Observations so far this Saturday

#1 It's Cold In Here

During the overnight the furnace stopped working. Stepping out of bed was rough. No heat is an emergency here and the maintenance super came within 15 min of the call. He diagnosed the problem as a "blockage" and proceeded to give the furnace "mouth to mouth". He said sometimes that if the debris is small enough you can blow it out. I have never seen this so it was interesting to say the least.

It didn't work though.  He had to replace the blocked piece and it was toasty again within 10 minutes.

#2 Phone woes/wars

The Samsung Infuse is the most beautifullest, won't act right phone I have ever owned. Shuts down when it wants to, plays music when it wants to and generally gives crazy all the time. Basing on AT&T serves as dessert after lunch.

#3 Plantronics Backbeat Bluetooth Headset or should I say BROKEN BEAT

Product Details
For the last week that woman who is the voice of said headset tells me I have 7 hrs of listening time. After 20 minutes of playing music she says recharge battery. Basing on Plantronics is the afternoon snack.
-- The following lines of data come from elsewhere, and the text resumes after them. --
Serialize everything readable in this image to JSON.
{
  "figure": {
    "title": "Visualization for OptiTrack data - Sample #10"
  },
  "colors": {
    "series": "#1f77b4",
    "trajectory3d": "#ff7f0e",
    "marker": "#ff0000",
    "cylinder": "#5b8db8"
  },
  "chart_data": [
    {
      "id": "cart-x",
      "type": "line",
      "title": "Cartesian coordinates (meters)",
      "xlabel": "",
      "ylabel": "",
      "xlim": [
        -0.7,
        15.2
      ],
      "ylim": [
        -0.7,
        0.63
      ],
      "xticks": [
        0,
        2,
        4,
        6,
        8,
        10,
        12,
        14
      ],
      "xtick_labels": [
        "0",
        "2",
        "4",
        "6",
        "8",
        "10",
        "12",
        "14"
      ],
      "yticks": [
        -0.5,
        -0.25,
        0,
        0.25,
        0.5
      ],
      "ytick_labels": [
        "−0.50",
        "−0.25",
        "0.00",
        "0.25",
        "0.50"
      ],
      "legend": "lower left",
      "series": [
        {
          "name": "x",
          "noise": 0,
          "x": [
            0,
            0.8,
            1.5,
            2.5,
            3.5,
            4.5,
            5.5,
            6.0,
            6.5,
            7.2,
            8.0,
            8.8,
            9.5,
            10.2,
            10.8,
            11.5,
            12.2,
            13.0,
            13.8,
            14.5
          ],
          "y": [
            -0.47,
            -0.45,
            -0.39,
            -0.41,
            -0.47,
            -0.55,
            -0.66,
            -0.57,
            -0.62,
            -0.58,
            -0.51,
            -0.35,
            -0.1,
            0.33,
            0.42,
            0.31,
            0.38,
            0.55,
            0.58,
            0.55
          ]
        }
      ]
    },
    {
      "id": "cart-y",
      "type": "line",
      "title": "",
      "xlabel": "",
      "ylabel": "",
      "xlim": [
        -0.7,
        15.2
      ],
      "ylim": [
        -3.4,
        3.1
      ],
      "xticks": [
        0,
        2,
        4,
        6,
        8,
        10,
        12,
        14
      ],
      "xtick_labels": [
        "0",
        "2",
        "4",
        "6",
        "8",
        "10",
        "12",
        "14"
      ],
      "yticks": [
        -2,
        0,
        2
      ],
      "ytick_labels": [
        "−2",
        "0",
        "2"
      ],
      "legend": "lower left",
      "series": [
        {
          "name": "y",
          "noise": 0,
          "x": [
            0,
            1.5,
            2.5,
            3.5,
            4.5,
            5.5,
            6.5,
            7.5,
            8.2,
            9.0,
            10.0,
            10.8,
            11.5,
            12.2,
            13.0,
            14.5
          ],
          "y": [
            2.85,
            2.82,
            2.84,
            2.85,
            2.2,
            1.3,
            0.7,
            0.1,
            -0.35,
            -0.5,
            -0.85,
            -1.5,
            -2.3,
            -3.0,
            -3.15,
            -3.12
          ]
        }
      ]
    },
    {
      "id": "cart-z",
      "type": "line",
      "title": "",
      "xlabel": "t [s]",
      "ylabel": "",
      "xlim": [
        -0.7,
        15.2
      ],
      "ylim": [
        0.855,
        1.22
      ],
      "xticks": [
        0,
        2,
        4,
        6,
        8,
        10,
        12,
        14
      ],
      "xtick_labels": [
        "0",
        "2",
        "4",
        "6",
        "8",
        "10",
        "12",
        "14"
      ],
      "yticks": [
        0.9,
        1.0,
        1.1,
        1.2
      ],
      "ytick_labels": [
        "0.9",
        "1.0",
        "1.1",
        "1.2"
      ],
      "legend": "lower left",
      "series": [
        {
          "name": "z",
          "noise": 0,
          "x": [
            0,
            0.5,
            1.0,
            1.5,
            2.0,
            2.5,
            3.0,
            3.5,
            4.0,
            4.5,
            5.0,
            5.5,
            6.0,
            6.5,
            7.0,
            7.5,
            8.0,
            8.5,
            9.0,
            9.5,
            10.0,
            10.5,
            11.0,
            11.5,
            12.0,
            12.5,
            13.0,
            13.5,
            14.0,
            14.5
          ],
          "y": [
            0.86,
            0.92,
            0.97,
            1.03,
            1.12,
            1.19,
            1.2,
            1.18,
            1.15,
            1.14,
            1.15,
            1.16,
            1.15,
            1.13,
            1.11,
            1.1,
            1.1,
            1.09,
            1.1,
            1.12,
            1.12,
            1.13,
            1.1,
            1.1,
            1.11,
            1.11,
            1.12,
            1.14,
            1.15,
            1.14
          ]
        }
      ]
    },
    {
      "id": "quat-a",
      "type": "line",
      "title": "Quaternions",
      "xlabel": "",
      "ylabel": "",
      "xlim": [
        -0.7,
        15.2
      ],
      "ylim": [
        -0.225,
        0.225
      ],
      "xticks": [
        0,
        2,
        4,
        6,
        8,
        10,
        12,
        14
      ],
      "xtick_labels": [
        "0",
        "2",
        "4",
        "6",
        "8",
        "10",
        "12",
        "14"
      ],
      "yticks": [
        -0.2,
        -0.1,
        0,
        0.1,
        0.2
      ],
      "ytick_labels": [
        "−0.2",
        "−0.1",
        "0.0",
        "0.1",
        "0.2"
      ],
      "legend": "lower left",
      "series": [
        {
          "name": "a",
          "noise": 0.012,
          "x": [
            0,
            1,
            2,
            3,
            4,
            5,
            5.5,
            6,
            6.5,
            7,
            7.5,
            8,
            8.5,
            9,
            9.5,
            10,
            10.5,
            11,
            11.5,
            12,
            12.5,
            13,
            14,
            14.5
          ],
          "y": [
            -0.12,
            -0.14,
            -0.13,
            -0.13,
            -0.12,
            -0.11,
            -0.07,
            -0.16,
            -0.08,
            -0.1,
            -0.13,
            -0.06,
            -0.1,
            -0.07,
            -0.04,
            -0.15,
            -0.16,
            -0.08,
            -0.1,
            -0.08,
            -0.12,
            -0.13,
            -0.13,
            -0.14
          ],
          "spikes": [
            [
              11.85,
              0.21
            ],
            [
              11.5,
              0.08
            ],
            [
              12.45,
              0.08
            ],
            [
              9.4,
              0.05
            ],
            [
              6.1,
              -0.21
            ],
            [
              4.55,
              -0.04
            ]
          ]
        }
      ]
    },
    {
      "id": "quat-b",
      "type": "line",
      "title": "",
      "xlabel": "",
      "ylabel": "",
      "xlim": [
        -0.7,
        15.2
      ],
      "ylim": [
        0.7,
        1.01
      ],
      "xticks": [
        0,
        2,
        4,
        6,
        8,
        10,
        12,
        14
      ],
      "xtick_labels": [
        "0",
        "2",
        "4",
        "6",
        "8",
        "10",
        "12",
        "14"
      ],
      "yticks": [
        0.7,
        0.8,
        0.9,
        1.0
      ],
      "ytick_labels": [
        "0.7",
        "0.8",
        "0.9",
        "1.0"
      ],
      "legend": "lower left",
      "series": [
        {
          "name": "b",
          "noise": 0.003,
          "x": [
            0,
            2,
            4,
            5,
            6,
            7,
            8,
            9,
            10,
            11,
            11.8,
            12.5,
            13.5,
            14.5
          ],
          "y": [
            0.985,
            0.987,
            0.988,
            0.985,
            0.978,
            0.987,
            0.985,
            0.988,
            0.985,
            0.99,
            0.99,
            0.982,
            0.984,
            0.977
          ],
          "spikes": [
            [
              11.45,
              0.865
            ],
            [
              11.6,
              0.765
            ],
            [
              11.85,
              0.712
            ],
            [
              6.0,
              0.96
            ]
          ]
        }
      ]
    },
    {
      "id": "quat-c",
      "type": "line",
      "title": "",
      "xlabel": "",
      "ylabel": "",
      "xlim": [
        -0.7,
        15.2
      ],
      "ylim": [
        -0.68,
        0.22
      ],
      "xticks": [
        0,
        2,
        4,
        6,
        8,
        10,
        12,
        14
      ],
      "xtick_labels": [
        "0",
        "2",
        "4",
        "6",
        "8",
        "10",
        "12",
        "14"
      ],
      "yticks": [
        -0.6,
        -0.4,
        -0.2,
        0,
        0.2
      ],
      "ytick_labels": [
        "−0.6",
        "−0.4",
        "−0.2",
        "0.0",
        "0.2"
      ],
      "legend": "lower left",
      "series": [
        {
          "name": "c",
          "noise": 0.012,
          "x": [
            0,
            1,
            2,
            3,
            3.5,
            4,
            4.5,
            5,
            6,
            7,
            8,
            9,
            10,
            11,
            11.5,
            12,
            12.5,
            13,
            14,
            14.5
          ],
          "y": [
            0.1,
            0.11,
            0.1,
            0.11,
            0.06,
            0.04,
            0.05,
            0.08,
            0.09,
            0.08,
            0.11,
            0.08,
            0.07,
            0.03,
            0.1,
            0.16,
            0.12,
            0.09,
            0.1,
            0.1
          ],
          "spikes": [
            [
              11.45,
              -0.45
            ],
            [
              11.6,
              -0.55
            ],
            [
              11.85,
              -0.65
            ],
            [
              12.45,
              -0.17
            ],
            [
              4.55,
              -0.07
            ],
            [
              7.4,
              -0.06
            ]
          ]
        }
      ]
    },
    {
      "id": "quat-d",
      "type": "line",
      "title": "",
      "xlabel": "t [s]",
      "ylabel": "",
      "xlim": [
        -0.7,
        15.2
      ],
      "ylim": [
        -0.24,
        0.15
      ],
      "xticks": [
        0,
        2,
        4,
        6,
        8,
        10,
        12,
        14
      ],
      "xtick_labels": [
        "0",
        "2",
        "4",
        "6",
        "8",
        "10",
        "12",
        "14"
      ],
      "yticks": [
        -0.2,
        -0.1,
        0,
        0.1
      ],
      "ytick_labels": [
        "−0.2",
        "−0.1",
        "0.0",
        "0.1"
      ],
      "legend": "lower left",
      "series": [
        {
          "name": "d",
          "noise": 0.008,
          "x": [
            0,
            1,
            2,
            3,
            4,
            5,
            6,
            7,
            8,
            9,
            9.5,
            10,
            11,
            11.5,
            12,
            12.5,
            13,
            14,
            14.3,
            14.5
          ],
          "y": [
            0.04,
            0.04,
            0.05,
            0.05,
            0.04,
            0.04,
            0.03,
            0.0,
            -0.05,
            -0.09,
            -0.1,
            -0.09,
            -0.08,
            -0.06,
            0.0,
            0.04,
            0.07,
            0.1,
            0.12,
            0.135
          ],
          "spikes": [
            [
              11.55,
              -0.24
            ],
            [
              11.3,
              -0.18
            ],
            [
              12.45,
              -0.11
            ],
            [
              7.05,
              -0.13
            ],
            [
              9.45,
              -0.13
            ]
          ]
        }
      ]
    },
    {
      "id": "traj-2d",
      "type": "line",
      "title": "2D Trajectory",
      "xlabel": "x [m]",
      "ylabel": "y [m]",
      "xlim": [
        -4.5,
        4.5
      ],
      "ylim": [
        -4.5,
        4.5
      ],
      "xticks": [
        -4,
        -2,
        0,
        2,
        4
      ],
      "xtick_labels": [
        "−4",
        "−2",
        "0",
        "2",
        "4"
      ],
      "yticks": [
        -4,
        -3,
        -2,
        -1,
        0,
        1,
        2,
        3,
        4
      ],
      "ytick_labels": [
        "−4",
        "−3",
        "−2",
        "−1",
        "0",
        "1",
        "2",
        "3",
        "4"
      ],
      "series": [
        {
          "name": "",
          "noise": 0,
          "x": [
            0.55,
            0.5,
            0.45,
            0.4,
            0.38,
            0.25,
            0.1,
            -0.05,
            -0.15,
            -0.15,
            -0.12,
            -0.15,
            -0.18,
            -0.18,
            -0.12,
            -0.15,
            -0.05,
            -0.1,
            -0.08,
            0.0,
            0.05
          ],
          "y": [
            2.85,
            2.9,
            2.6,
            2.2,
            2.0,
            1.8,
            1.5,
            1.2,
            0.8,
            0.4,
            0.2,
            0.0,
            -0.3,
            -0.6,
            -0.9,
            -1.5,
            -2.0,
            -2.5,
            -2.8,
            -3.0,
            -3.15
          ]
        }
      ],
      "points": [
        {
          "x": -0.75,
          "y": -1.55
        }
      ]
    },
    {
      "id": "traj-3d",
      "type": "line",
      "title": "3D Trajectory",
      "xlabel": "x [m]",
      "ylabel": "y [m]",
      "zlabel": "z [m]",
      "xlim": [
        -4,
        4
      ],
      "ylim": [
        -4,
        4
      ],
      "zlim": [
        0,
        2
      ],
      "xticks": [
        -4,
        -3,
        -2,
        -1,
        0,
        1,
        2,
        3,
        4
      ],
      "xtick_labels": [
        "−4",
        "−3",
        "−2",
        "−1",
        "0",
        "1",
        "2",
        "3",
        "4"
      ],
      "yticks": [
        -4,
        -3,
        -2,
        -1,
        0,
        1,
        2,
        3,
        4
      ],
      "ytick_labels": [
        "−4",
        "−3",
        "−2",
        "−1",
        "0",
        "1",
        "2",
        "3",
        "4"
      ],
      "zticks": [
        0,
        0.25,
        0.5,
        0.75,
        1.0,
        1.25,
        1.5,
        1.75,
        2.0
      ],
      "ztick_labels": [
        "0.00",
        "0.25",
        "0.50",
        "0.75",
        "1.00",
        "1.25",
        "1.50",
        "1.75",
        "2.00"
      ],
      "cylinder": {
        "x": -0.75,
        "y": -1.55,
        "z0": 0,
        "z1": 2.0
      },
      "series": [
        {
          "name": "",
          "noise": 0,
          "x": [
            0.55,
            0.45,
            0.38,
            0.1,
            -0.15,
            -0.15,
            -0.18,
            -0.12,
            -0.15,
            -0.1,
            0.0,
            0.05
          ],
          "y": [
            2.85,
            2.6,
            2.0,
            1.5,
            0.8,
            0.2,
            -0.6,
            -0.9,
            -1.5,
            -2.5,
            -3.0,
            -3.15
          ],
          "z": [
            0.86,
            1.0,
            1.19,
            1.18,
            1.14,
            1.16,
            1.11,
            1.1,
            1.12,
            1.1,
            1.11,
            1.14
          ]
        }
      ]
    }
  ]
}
#4 Didnt know but it's cool

Today is AMERICA Recycles Day. Having been distracted by, well you name it, I was pleasantly surprised to see volunteers at my neighborhood recycling facility.  So this is your chance, get all that stuff out of your house and recycle it - curbside, recycling centers, charities. Baby you have options. Skip the landfill, bless the earth, bless some other people in need.

My battery is going dead as I write this...

SMH.

Update I had to go to my laptop to complete posting.